By Kit Roberts
LAST week, following an appeal by the Foreign Office, the UK’s Supreme Court ruled that ISIS bride Shamima Begum should not be permitted to return to the UK to fight her appeal.
The decision came after the Court of Appeal had ruled that the best way to proceed with the case would be to allow Begum to return to face trial.
The Foreign Office, which under Sajid Javid had removed Begum’s British citizenship in 2019, appealed to the Supreme Court to overturn the decision. Their appeal was upheld, meaning, Begum will not be allowed to return to the UK, and will effectively remain stateless.
The backlash from legal experts has rightly been damning. Leaving aside the fact that Begum was fifteen when she left the country and was groomed and abused during her time with ISIS, the decision sets a worrying legal precedent.
By having her citizenship revoked, Begum has effectively been punished for a crime of which she has not been convicted. Although the evidence against her is overwhelming, in appealing for this outcome, the government has disregarded the justice system and abdicated the legal responsibility for Begum.
No matter the crime, Begum has a right to a fair trial in her country of origin.
In upholding this appeal, the Supreme Court has effectively allowed unhindered executive power to completely dictate the direction of one individual’s life. When an individual cannot rely on their Secretary of State to protect their rights, then they must turn to the courts. Without the courts, there is nothing to stop the executive, the government, from making life changing decisions completely unchecked.
The system of checks and balances that protects against a government seeking to act illegally or in a way that ignores the rights of its own citizens is damaged by this decision.
Many people will feel that Begum deserves this treatment because of the decisions she made at the age of 15.
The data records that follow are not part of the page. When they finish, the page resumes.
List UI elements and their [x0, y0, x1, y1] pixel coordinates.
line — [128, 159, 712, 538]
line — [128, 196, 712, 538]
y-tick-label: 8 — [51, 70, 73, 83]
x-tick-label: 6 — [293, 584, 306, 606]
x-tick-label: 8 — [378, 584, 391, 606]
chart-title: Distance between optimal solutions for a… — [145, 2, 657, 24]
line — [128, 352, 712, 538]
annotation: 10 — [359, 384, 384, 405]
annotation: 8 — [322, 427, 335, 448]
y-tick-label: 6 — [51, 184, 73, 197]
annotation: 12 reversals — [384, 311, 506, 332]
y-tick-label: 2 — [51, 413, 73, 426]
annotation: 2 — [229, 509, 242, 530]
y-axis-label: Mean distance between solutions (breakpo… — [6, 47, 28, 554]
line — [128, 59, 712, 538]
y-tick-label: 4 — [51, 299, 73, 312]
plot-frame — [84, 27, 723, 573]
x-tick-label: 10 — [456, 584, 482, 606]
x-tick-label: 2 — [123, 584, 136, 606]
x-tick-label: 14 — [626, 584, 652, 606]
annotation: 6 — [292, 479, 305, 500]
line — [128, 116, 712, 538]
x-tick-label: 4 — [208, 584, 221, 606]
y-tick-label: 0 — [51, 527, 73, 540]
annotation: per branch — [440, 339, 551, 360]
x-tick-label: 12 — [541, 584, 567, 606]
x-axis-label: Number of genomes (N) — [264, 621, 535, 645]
If there is no doubt about any of the facts around this, then fine, let this decision lie. But if there is anything contestable here, if there is more than one view on this case, then this decision has bypassed the due process that protects the rights of UK citizens.
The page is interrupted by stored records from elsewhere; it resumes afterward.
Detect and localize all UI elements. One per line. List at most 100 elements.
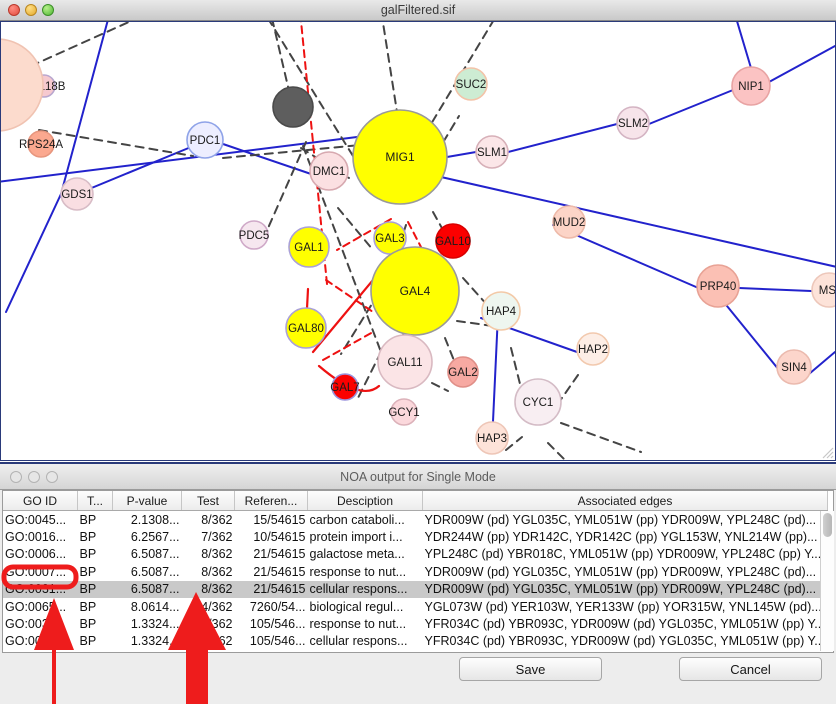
- column-header-test[interactable]: Test: [181, 491, 235, 511]
- graph-node-cyc1[interactable]: CYC1: [514, 378, 562, 426]
- noa-dialog-titlebar: NOA output for Single Mode: [0, 464, 836, 490]
- cell-pvalue: 6.2567...: [130, 530, 180, 545]
- column-header-associated-edges[interactable]: Associated edges: [422, 491, 828, 511]
- graph-node-gal1[interactable]: GAL1: [288, 226, 330, 268]
- graph-node-gds1[interactable]: GDS1: [60, 177, 94, 211]
- cell-test: 11/362: [195, 634, 233, 649]
- table-header-row: GO ID T... P-value Test Referen... Desci…: [3, 491, 828, 511]
- graph-node-hap3[interactable]: HAP3: [475, 421, 509, 455]
- graph-node-label: DMC1: [313, 166, 346, 178]
- cell-description: response to nut...: [309, 564, 407, 579]
- cell-pvalue: 1.428E...: [113, 650, 182, 653]
- graph-nodes: RPL18BRPS24AGDS1PDC1PDC5SUC2MIG1DMC1SLM1…: [1, 38, 835, 455]
- graph-node-label: MSI: [819, 285, 835, 297]
- network-canvas[interactable]: RPL18B RPS24A GDS1 PDC1 PDC5 SUC2 MIG1 DMC1 SLM1…: [0, 21, 836, 461]
- column-header-p-value[interactable]: P-value: [112, 491, 182, 511]
- graph-node-mig1[interactable]: MIG1: [352, 109, 448, 205]
- cell-reference: 15/54615: [253, 512, 306, 527]
- zoom-icon[interactable]: [42, 4, 54, 16]
- cell-reference: 105/546...: [249, 634, 306, 649]
- graph-node-label: GAL10: [435, 236, 471, 248]
- graph-node-label: GAL2: [448, 367, 477, 379]
- graph-node-mud2[interactable]: MUD2: [552, 205, 586, 239]
- noa-close-icon[interactable]: [10, 471, 22, 483]
- cancel-button[interactable]: Cancel: [679, 657, 822, 681]
- graph-node-label: HAP3: [477, 433, 507, 445]
- table-row[interactable]: GO:0065... BP 8.0614... 94/362 7260/54... bio…: [3, 598, 828, 615]
- graph-node-prp40[interactable]: PRP40: [696, 264, 740, 308]
- column-header-go-id[interactable]: GO ID: [3, 491, 78, 511]
- network-graph-svg: RPL18BRPS24AGDS1PDC1PDC5SUC2MIG1DMC1SLM1…: [1, 22, 835, 460]
- cell-test: 8/362: [201, 564, 233, 579]
- graph-node-hap2[interactable]: HAP2: [576, 332, 610, 366]
- graph-node-gal2[interactable]: GAL2: [447, 356, 479, 388]
- table-row[interactable]: GO:0050...BP1.428E...80/3625778/54...reg…: [3, 650, 828, 653]
- cell-test: 11/362: [195, 617, 233, 632]
- resize-grip-icon[interactable]: [820, 445, 834, 459]
- save-button[interactable]: Save: [459, 657, 602, 681]
- noa-output-dialog: NOA output for Single Mode GO ID T... P-…: [0, 462, 836, 704]
- graph-node-label: GAL80: [288, 323, 324, 335]
- graph-node-gal11[interactable]: GAL11: [377, 334, 433, 390]
- noa-traffic-lights: [10, 471, 58, 483]
- cell-edges: YPL248C (pd) YBR018C, YML051W (pp) YDR00…: [424, 547, 822, 562]
- table-row[interactable]: GO:0007... BP 6.5087... 8/362 21/54615 respon…: [3, 563, 828, 580]
- table-row[interactable]: GO:0031... BP 6.5087... 8/362 21/54615 cellul…: [3, 580, 828, 598]
- results-table-frame[interactable]: GO ID T... P-value Test Referen... Desci…: [2, 490, 834, 653]
- noa-minimize-icon[interactable]: [28, 471, 40, 483]
- graph-node-pdc1[interactable]: PDC1: [186, 121, 224, 159]
- graph-node-label: MUD2: [553, 217, 586, 229]
- graph-node-label: GAL11: [388, 357, 423, 369]
- table-row[interactable]: GO:0031... BP 1.3324... 11/362 105/546... res…: [3, 615, 828, 632]
- graph-edges: [1, 22, 835, 460]
- cell-reference: 7260/54...: [249, 599, 306, 614]
- cell-type: BP: [79, 599, 97, 614]
- cell-test: 94/362: [194, 599, 233, 614]
- cell-pvalue: 1.3324...: [130, 617, 180, 632]
- graph-node-hap4[interactable]: HAP4: [481, 291, 521, 331]
- cell-edges: YGL073W (pd) YER103W, YER133W (pp) YOR31…: [424, 599, 822, 614]
- graph-node-label: SLM1: [477, 147, 507, 159]
- scrollbar-thumb[interactable]: [823, 513, 832, 537]
- graph-node-msi[interactable]: MSI: [811, 272, 835, 308]
- cell-description: cellular respons...: [309, 634, 408, 649]
- graph-node-label: RPS24A: [19, 139, 63, 151]
- table-vertical-scrollbar[interactable]: [820, 511, 834, 651]
- cell-description: response to nut...: [309, 617, 407, 632]
- graph-node-label: PDC1: [190, 135, 221, 147]
- column-header-description[interactable]: Desciption: [307, 491, 423, 511]
- table-row[interactable]: GO:0031... BP 1.3324... 11/362 105/546... cel…: [3, 633, 828, 650]
- cell-test: 8/362: [181, 580, 235, 598]
- cell-edges: YDR244W (pp) YDR142C, YDR142C (pp) YGL15…: [424, 530, 818, 545]
- graph-node-gal7[interactable]: GAL7: [330, 373, 360, 401]
- cell-reference: 5778/54...: [235, 650, 308, 653]
- close-icon[interactable]: [8, 4, 20, 16]
- graph-node-slm1[interactable]: SLM1: [475, 135, 509, 169]
- graph-node-pdc5[interactable]: PDC5: [239, 220, 270, 250]
- cell-description: protein import i...: [309, 530, 403, 545]
- noa-zoom-icon[interactable]: [46, 471, 58, 483]
- graph-node-nip1[interactable]: NIP1: [731, 66, 771, 106]
- table-row[interactable]: GO:0016... BP 6.2567... 7/362 10/54615 protei…: [3, 528, 828, 545]
- graph-node-slm2[interactable]: SLM2: [616, 106, 650, 140]
- graph-node-gcy1[interactable]: GCY1: [388, 398, 420, 426]
- graph-node-suc2[interactable]: SUC2: [454, 67, 488, 101]
- table-row[interactable]: GO:0045... BP 2.1308... 8/362 15/54615 carbon…: [3, 511, 828, 529]
- cell-reference: 21/54615: [234, 580, 308, 598]
- minimize-icon[interactable]: [25, 4, 37, 16]
- cell-type: BP: [79, 617, 97, 632]
- graph-node-gal80[interactable]: GAL80: [285, 307, 327, 349]
- graph-node-sin4[interactable]: SIN4: [776, 349, 812, 385]
- graph-node-bigpink[interactable]: [1, 38, 44, 132]
- graph-node-gal4[interactable]: GAL4: [370, 246, 460, 336]
- column-header-type[interactable]: T...: [77, 491, 113, 511]
- graph-node-gray[interactable]: [272, 86, 314, 128]
- window-titlebar: galFiltered.sif: [0, 0, 836, 21]
- graph-node-dmc1[interactable]: DMC1: [309, 151, 349, 191]
- graph-node-gal10[interactable]: GAL10: [435, 223, 471, 259]
- table-row[interactable]: GO:0006... BP 6.5087... 8/362 21/54615 galact…: [3, 546, 828, 563]
- cell-goid: GO:0031...: [5, 617, 67, 632]
- column-header-reference[interactable]: Referen...: [234, 491, 308, 511]
- graph-node-rps24a[interactable]: RPS24A: [19, 130, 63, 158]
- cell-goid: GO:0065...: [5, 599, 67, 614]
What is particularly disturbing is that it appears to be the nature of Begum’s crimes that has merited this draconian treatment. UK citizens commit an array of appalling crimes every year of startling severity and variety. But these criminals, no matter how sickening their actions may have been, are nonetheless granted the due process to ensure that what they have done is punished according to the law.
Human rights barrister Adam Wagner said: “You may think any one of those steps is reasonable, but taken together they give the Secretary of State almost ultimate power over that individual’s future.
“You may think a woman who took a decision as a child to do something terrible deserves the exercise of such power.
“But if you have a inkling that there may be two sides to the argument, it is essential that the courts do everything they can to hear both sides.”
This is a case of the British government stripping a person of their citizenship, despite their being born here, and refusing to try them for their actions.
It is a triumph of empty rhetoric over upholding legal principles set in place to protect British citizens. Even if the evidence of a case is overwhelming, administering punishment without hearing all sides and establishing the facts is at best irresponsible and worst outright dangerous.
Many might say that criminals deserve everything they get, that their actions forfeit their rights. They would do well to ask themselves what they hope would happen if they were to find themselves in the dock. Would they still think that merely being suspected of a crime should be enough to condemn them?
There is also an assumption that Begum would pose a security risk, when in fact, she could be a potential asset to the security services. Talk to her, ask her what made her do what she did and use that information to stop others falling victim in the same way. Simply refusing to take responsibility for her needlessly throws away a potential asset in protecting British civilians.
So in addition to being legally dangerous, the decision is also strategically shortsighted.
Ultimately though, whatever you think about the actions of Shamima Begum, whether she is a national security threat or a foolish manipulated teenager, or whether she “made her own bed”, frankly does not matter. It is just so much hot air, a public image campaign to make a government appear ‘tough’ on crime.
The nature of Begum’s actions should have no bearing on her entitlement to a fair hearing. It is deeply disturbing that so many people are willing to allow this principle to slip purely because of their own feelings about Begum’s actions and her identity.